Before leaving town for Christmas and New Year's, lawmakers face decisions on whether to renew payroll tax cuts that have meant an average of nearly $1,000 for more than 120 million families this year. Congress also must determine whether to extend unemployment benefits for millions of long-term jobless Americans.
Without action, both expire Jan. 1.
Also on the list: Whether to prevent a 27 percent cut in Medicare reimbursements to doctors that occurs on New Year's Day. And oh, yes - figuring out how to avoid an embarrassing mid-December government shutdown, something that has become a frequent exercise in today's bitterly divided Congress.
Protecting the payroll tax cuts, jobless benefits and doctors' payments could cost $200 billion or more. But faced with a limp economy, the huge federal debt, next year's presidential and congressional elections, and the supercommittee's finger-pointing, partisan breakdown, clashes over each are inevitable.
"Right now people are so mad and suffering so much from fiscal fatigue that it's really hard to say what they want," Steve Bell, a longtime Senate Republican budget aide who studies economic policy at the moderate Bipartisan Policy Institute, said of lawmakers.
In a deal with Obama last year, Congress cut the 6.2 percent payroll tax - which helps finance Social Security - to 4.2 percent for this year. That has saved 121 million families an average $934 this year, according to the nonpartisan Tax Policy Center.
Obama has proposed cutting it to 3.2 percent next year at a cost of $179 billion, plus adding another $69 billion in payroll tax breaks for employers. With Republicans and some Democrats wary of the national debt - which surpassed $15 trillion last week - the price tag well could shrink.
Meanwhile, Democrats also want to renew unemployment benefits that provide people with up to 99 weeks of coverage before the extra benefits expire Jan. 1. Without the added coverage, benefits - which average under $300 a week - would last a maximum of 26 weeks.
Without action, more than 2 million people would lose unemployment coverage by mid-February, according to the Labor Department. It would cost an estimated $45 billion to renew the extra benefits for a year.
Preventing the cut in Medicare payments to doctors is estimated to cost more than $20 billion next year. It is considered a near certainty that Congress will address it because of the clout that Medicare and doctors have with lawmakers.
Also, a long-running war between Democrats and Republicans over Bush-era tax cuts doomed the debt supercommittee's chances of reaching a deal.
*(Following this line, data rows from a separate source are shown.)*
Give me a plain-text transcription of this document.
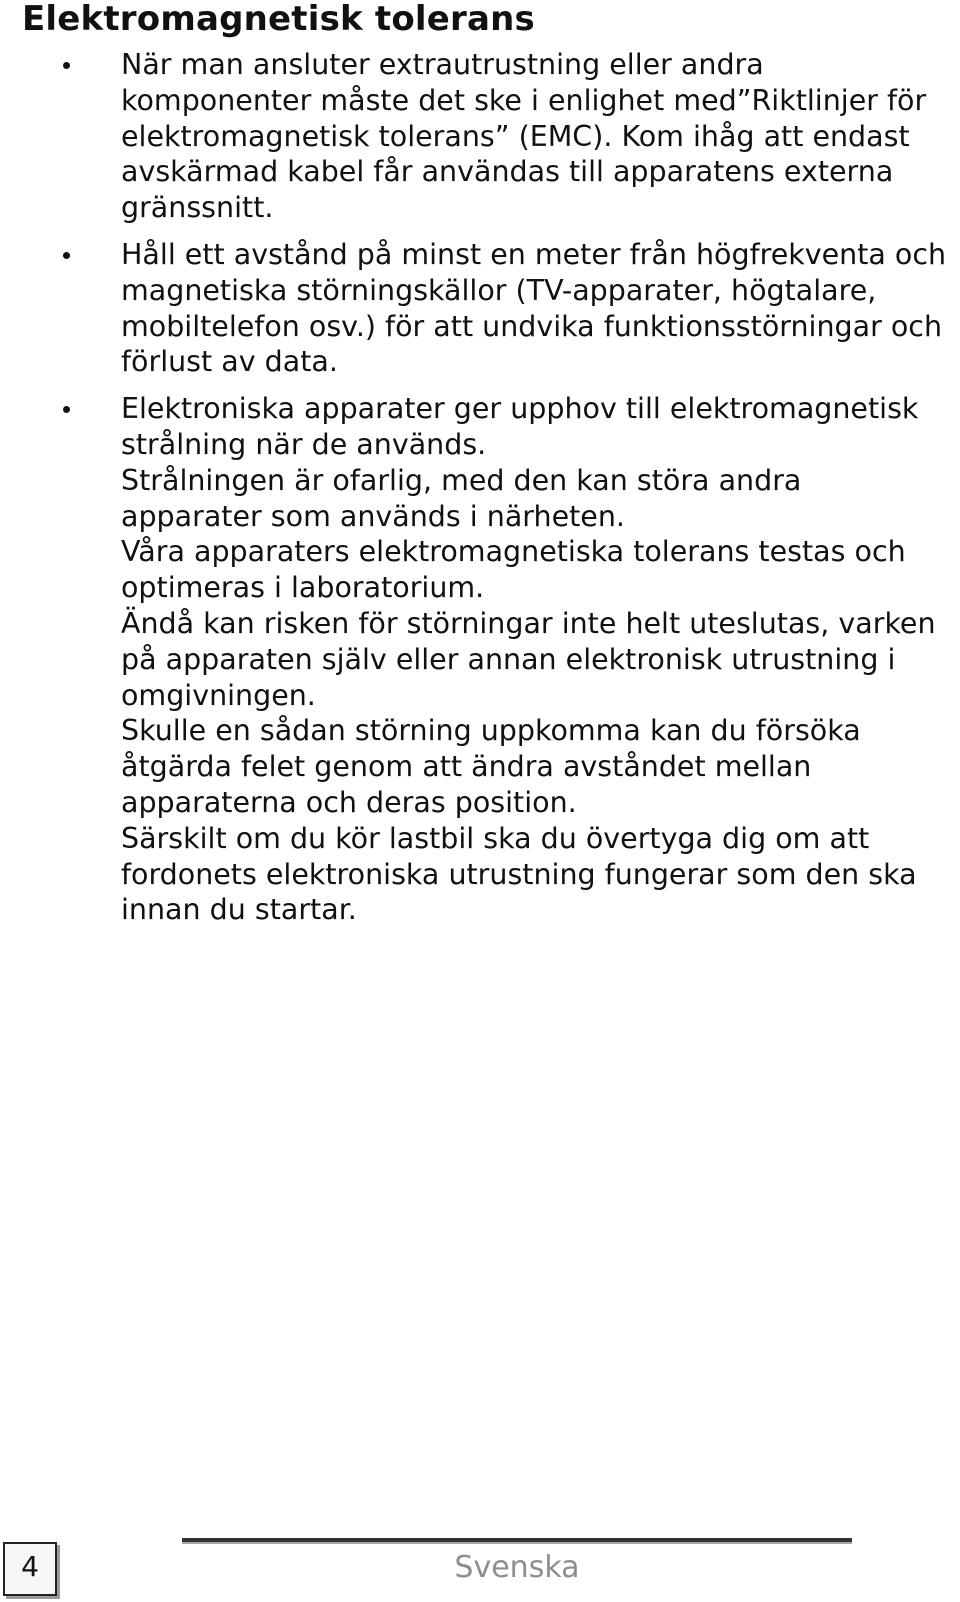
Elektromagnetisk tolerans
När man ansluter extrautrustning eller andra komponenter måste det ske i enlighet med”Riktlinjer för elektromagnetisk tolerans” (EMC). Kom ihåg att endast avskärmad kabel får användas till apparatens externa gränssnitt.
Håll ett avstånd på minst en meter från högfrekventa och magnetiska störningskällor (TV-apparater, högtalare, mobiltelefon osv.) för att undvika funktionsstörningar och förlust av data.
Elektroniska apparater ger upphov till elektromagnetisk strålning när de används.
Strålningen är ofarlig, med den kan störa andra apparater som används i närheten.
Våra apparaters elektromagnetiska tolerans testas och optimeras i laboratorium.
Ändå kan risken för störningar inte helt uteslutas, varken på apparaten själv eller annan elektronisk utrustning i omgivningen.
Skulle en sådan störning uppkomma kan du försöka åtgärda felet genom att ändra avståndet mellan apparaterna och deras position.
Särskilt om du kör lastbil ska du övertyga dig om att fordonets elektroniska utrustning fungerar som den ska innan du startar.
4	Svenska
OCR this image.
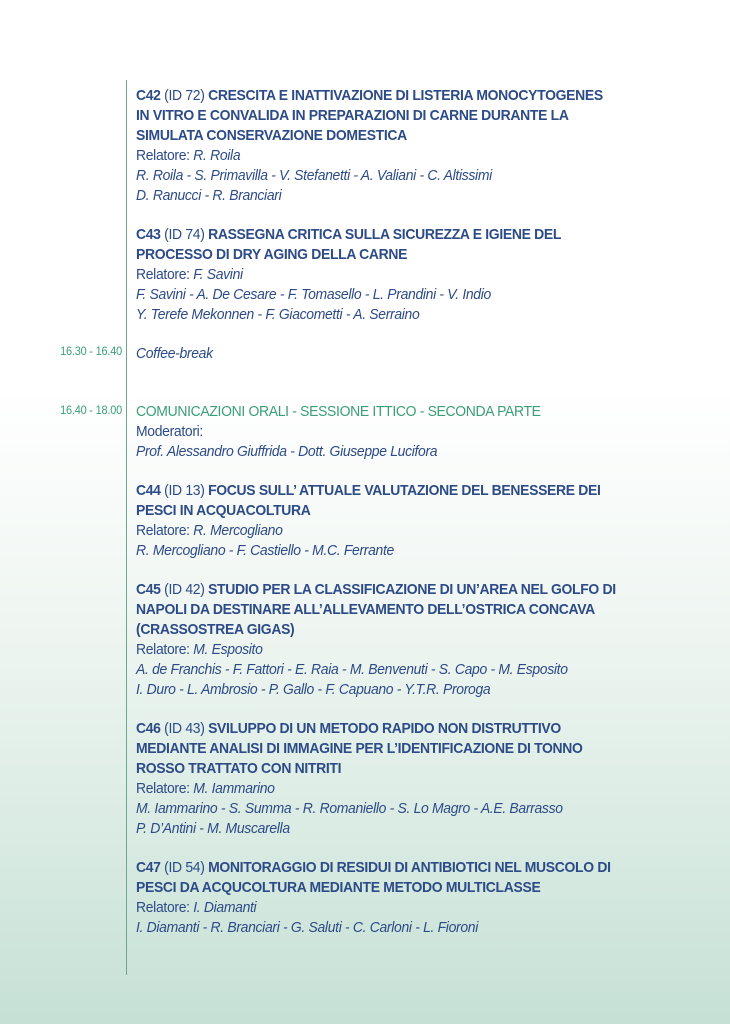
16.30 - 16.40
16.40 - 18.00
C42 (ID 72) CRESCITA E INATTIVAZIONE DI LISTERIA MONOCYTOGENES
IN VITRO E CONVALIDA IN PREPARAZIONI DI CARNE DURANTE LA
SIMULATA CONSERVAZIONE DOMESTICA
Relatore: R. Roila
R. Roila - S. Primavilla - V. Stefanetti - A. Valiani - C. Altissimi
D. Ranucci - R. Branciari
C43 (ID 74) RASSEGNA CRITICA SULLA SICUREZZA E IGIENE DEL
PROCESSO DI DRY AGING DELLA CARNE
Relatore: F. Savini
F. Savini - A. De Cesare - F. Tomasello - L. Prandini - V. Indio
Y. Terefe Mekonnen - F. Giacometti - A. Serraino
Coffee-break
COMUNICAZIONI ORALI - SESSIONE ITTICO - SECONDA PARTE
Moderatori:
Prof. Alessandro Giuffrida - Dott. Giuseppe Lucifora
C44 (ID 13) FOCUS SULL’ ATTUALE VALUTAZIONE DEL BENESSERE DEI
PESCI IN ACQUACOLTURA
Relatore: R. Mercogliano
R. Mercogliano - F. Castiello - M.C. Ferrante
C45 (ID 42) STUDIO PER LA CLASSIFICAZIONE DI UN’AREA NEL GOLFO DI
NAPOLI DA DESTINARE ALL’ALLEVAMENTO DELL’OSTRICA CONCAVA
(CRASSOSTREA GIGAS)
Relatore: M. Esposito
A. de Franchis - F. Fattori - E. Raia - M. Benvenuti - S. Capo - M. Esposito
I. Duro - L. Ambrosio - P. Gallo - F. Capuano - Y.T.R. Proroga
C46 (ID 43) SVILUPPO DI UN METODO RAPIDO NON DISTRUTTIVO
MEDIANTE ANALISI DI IMMAGINE PER L’IDENTIFICAZIONE DI TONNO
ROSSO TRATTATO CON NITRITI
Relatore: M. Iammarino
M. Iammarino - S. Summa - R. Romaniello - S. Lo Magro - A.E. Barrasso
P. D’Antini - M. Muscarella
C47 (ID 54) MONITORAGGIO DI RESIDUI DI ANTIBIOTICI NEL MUSCOLO DI
PESCI DA ACQUCOLTURA MEDIANTE METODO MULTICLASSE
Relatore: I. Diamanti
I. Diamanti - R. Branciari - G. Saluti - C. Carloni - L. Fioroni
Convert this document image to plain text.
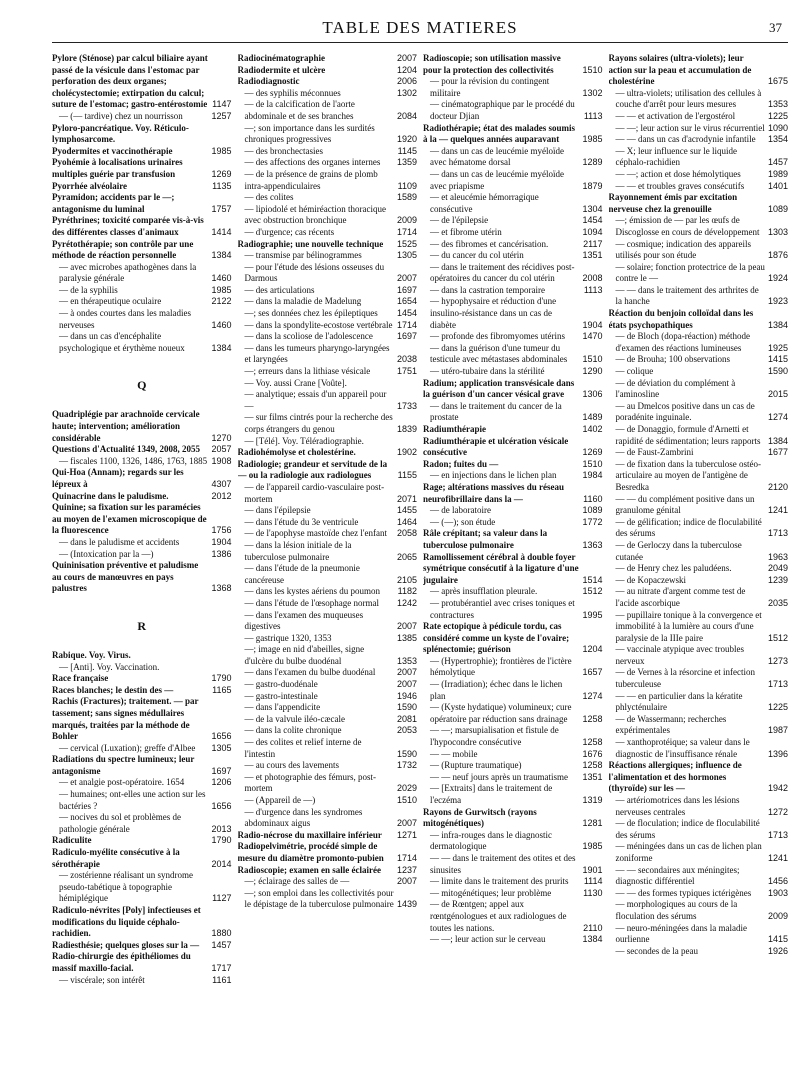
TABLE DES MATIERES	37
Pylore (Sténose) par calcul biliaire ayant passé de la vésicule dans l'estomac par perforation des deux organes; cholécystectomie; extirpation du calcul; suture de l'estomac; gastro-entérostomie 1147
— (— tardive) chez un nourrisson	1257
Pyloro-pancréatique. Voy. Réticulo-lymphosarcome.
Pyodermites et vaccinothérapie	1985
Pyohémie à localisations urinaires multiples guérie par transfusion	1269
Pyorrhée alvéolaire	1135
Pyramidon; accidents par le —; antagonisme du luminal	1757
Pyréthrines; toxicité comparée vis-à-vis des différentes classes d'animaux	1414
Pyrétothérapie; son contrôle par une méthode de réaction personnelle	1384
— avec microbes apathogènes dans la paralysie générale	1460
— de la syphilis	1985
— en thérapeutique oculaire	2122
— à ondes courtes dans les maladies nerveuses	1460
— dans un cas d'encéphalite psychologique et érythème noueux	1384
Q
Quadriplégie par arachnoïde cervicale haute; intervention; amélioration considérable	1270
Questions d'Actualité 1349, 2008, 2055	2057
— fiscales 1100, 1326, 1486, 1763, 1885 1908
Qui-Hoa (Annam); regards sur les lépreux à	4307
Quinacrine dans le paludisme.	2012
Quinine; sa fixation sur les paramécies au moyen de l'examen microscopique de la fluorescence	1756
— dans le paludisme et accidents	1904
— (Intoxication par la —)	1386
Quininisation préventive et paludisme au cours de manœuvres en pays palustres	1368
R
Rabique. Voy. Virus.
— [Anti]. Voy. Vaccination.
Race française	1790
Races blanches; le destin des —	1165
Rachis (Fractures); traitement. — par tassement; sans signes médullaires marqués, traitées par la méthode de Bohler	1656
— cervical (Luxation); greffe d'Albee	1305
Radiations du spectre lumineux; leur antagonisme	1697
— et analgie post-opératoire. 1654	1206
— humaines; ont-elles une action sur les bactéries ?	1656
— nocives du sol et problèmes de pathologie générale	2013
Radiculite	1790
Radiculo-myélite consécutive à la sérothérapie	2014
— zostérienne réalisant un syndrome pseudo-tabétique à topographie hémiplégique	1127
Radiculo-névrites [Poly] infectieuses et modifications du liquide céphalo-rachidien.	1880
Radiesthésie; quelques gloses sur la —	1457
Radio-chirurgie des épithéliomes du massif maxillo-facial.	1717
— viscérale; son intérêt	1161
Radiocinématographie	2007
Radiodermite et ulcère	1204
Radiodiagnostic	2006
— des syphilis méconnues	1302
— de la calcification de l'aorte abdominale et de ses branches	2084
—; son importance dans les surdités chroniques progressives	1920
— des bronchectasies	1145
— des affections des organes internes	1359
— de la présence de grains de plomb intra-appendiculaires	1109
— des colites	1589
— lipiodolé et hémiréaction thoracique avec obstruction bronchique	2009
— d'urgence; cas récents	1714
Radiographie; une nouvelle technique	1525
— transmise par bélinogrammes	1305
— pour l'étude des lésions osseuses du Darmous	2007
— des articulations	1697
— dans la maladie de Madelung	1654
—; ses données chez les épileptiques	1454
— dans la spondylite-ecostose vertébrale 1714
— dans la scoliose de l'adolescence	1697
— dans les tumeurs pharyngo-laryngées et laryngées	2038
—; erreurs dans la lithiase vésicale	1751
— Voy. aussi Crane [Voûte].
— analytique; essais d'un appareil pour —	1733
— sur films cintrés pour la recherche des corps étrangers du genou	1839
— [Télé]. Voy. Téléradiographie.
Radiohémolyse et cholestérine.	1902
Radiologie; grandeur et servitude de la — ou la radiologie aux radiologues	1155
— de l'appareil cardio-vasculaire post-mortem	2071
— dans l'épilepsie	1455
— dans l'étude du 3e ventricule	1464
— de l'apophyse mastoïde chez l'enfant	2058
— dans la lésion initiale de la tuberculose pulmonaire	2065
— dans l'étude de la pneumonie cancéreuse	2105
— dans les kystes aériens du poumon	1182
— dans l'étude de l'œsophage normal	1242
— dans l'examen des muqueuses digestives	2007
— gastrique 1320, 1353	1385
—; image en nid d'abeilles, signe d'ulcère du bulbe duodénal	1353
— dans l'examen du bulbe duodénal	2007
— gastro-duodénale	2007
— gastro-intestinale	1946
— dans l'appendicite	1590
— de la valvule iléo-cæcale	2081
— dans la colite chronique	2053
— des colites et relief interne de l'intestin	1590
— au cours des lavements	1732
— et photographie des fémurs, post-mortem	2029
— (Appareil de —)	1510
— d'urgence dans les syndromes abdominaux aigus	2007
Radio-nécrose du maxillaire inférieur	1271
Radiopelvimétrie, procédé simple de mesure du diamètre promonto-pubien	1714
Radioscopie; examen en salle éclairée	1237
—; éclairage des salles de —	2007
—; son emploi dans les collectivités pour le dépistage de la tuberculose pulmonaire 1439
Radioscopie; son utilisation massive pour la protection des collectivités	1510
— pour la révision du contingent militaire	1302
— cinématographique par le procédé du docteur Djian	1113
Radiothérapie; état des malades soumis à la — quelques années auparavant	1985
— dans un cas de leucémie myéloïde avec hématome dorsal	1289
— dans un cas de leucémie myéloïde avec priapisme	1879
— et aleucémie hémorragique consécutive	1304
— de l'épilepsie	1454
— et fibrome utérin	1094
— des fibromes et cancérisation.	2117
— du cancer du col utérin	1351
— dans le traitement des récidives post-opératoires du cancer du col utérin	2008
— dans la castration temporaire	1113
— hypophysaire et réduction d'une insulino-résistance dans un cas de diabète	1904
— profonde des fibromyomes utérins	1470
— dans la guérison d'une tumeur du testicule avec métastases abdominales	1510
— utéro-tubaire dans la stérilité	1290
Radium; application transvésicale dans la guérison d'un cancer vésical grave	1306
— dans le traitement du cancer de la prostate	1489
Radiumthérapie	1402
Radiumthérapie et ulcération vésicale consécutive	1269
Radon; fuites du —	1510
— en injections dans le lichen plan	1984
Rage; altérations massives du réseau neurofibrillaire dans la —	1160
— de laboratoire	1089
— (—); son étude	1772
Râle crépitant; sa valeur dans la tuberculose pulmonaire	1363
Ramollissement cérébral à double foyer symétrique consécutif à la ligature d'une jugulaire	1514
— après insufflation pleurale.	1512
— protubérantiel avec crises toniques et contractures	1995
Rate ectopique à pédicule tordu, cas considéré comme un kyste de l'ovaire; splénectomie; guérison	1204
— (Hypertrophie); frontières de l'ictère hémolytique	1657
— (Irradiation); échec dans le lichen plan	1274
— (Kyste hydatique) volumineux; cure opératoire par réduction sans drainage	1258
— —; marsupialisation et fistule de l'hypocondre consécutive	1258
— — mobile	1676
— (Rupture traumatique)	1258
— — neuf jours après un traumatisme	1351
— [Extraits] dans le traitement de l'eczéma	1319
Rayons de Gurwitsch (rayons mitogénétiques)	1281
— infra-rouges dans le diagnostic dermatologique	1985
— — dans le traitement des otites et des sinusites	1901
— limite dans le traitement des prurits	1114
— mitogénétiques; leur problème	1130
— de Rœntgen; appel aux rœntgénologues et aux radiologues de toutes les nations.	2110
— —; leur action sur le cerveau	1384
Rayons solaires (ultra-violets); leur action sur la peau et accumulation de cholestérine	1675
— ultra-violets; utilisation des cellules à couche d'arrêt pour leurs mesures	1353
— — et activation de l'ergostérol	1225
— —; leur action sur le virus récurrentiel 1090
— — dans un cas d'acrodynie infantile	1354
— X; leur influence sur le liquide céphalo-rachidien	1457
— —; action et dose hémolytiques	1989
— — et troubles graves consécutifs	1401
Rayonnement émis par excitation nerveuse chez la grenouille	1089
—; émission de — par les œufs de Discoglosse en cours de développement 1303
— cosmique; indication des appareils utilisés pour son étude	1876
— solaire; fonction protectrice de la peau contre le —	1924
— — dans le traitement des arthrites de la hanche	1923
Réaction du benjoin colloïdal dans les états psychopathiques	1384
— de Bloch (dopa-réaction) méthode d'examen des réactions lumineuses	1925
— de Brouha; 100 observations	1415
— colique	1590
— de déviation du complément à l'aminosline	2015
— au Dmelcos positive dans un cas de poradénite inguinale.	1274
— de Donaggio, formule d'Arnetti et rapidité de sédimentation; leurs rapports 1384
— de Faust-Zambrini	1677
— de fixation dans la tuberculose ostéo-articulaire au moyen de l'antigène de Besredka	2120
— — du complément positive dans un granulome génital	1241
— de gélification; indice de floculabilité des sérums	1713
— de Gerloczy dans la tuberculose cutanée	1963
— de Henry chez les paludéens.	2049
— de Kopaczewski	1239
— au nitrate d'argent comme test de l'acide ascorbique	2035
— pupillaire tonique à la convergence et immobilité à la lumière au cours d'une paralysie de la IIIe paire	1512
— vaccinale atypique avec troubles nerveux	1273
— de Vernes à la résorcine et infection tuberculeuse	1713
— — en particulier dans la kératite phlycténulaire	1225
— de Wassermann; recherches expérimentales	1987
— xanthoprotéique; sa valeur dans le diagnostic de l'insuffisance rénale	1396
Réactions allergiques; influence de l'alimentation et des hormones (thyroïde) sur les —	1942
— artériomotrices dans les lésions nerveuses centrales	1272
— de floculation; indice de floculabilité des sérums	1713
— méningées dans un cas de lichen plan zoniforme	1241
— — secondaires aux méningites; diagnostic différentiel	1456
— — des formes typiques ictérigènes	1903
— morphologiques au cours de la floculation des sérums	2009
— neuro-méningées dans la maladie ourlienne	1415
— secondes de la peau	1926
Efforts to overhaul the tax code may await the same fate as both parties gear up to make taxes a central issue in the 2012 elections.
Extending all the Bush tax cuts, including provisions to spare millions of middle-class families from paying the alternative minimum tax, would add $3.9 trillion to the budget deficit over the next decade, according to projections by the nonpartisan Congressional Budget Office. The Democratic plan would add about $3.1 trillion to the deficit over the same period and make the wealthiest Americans pay about $800 billion more in taxes.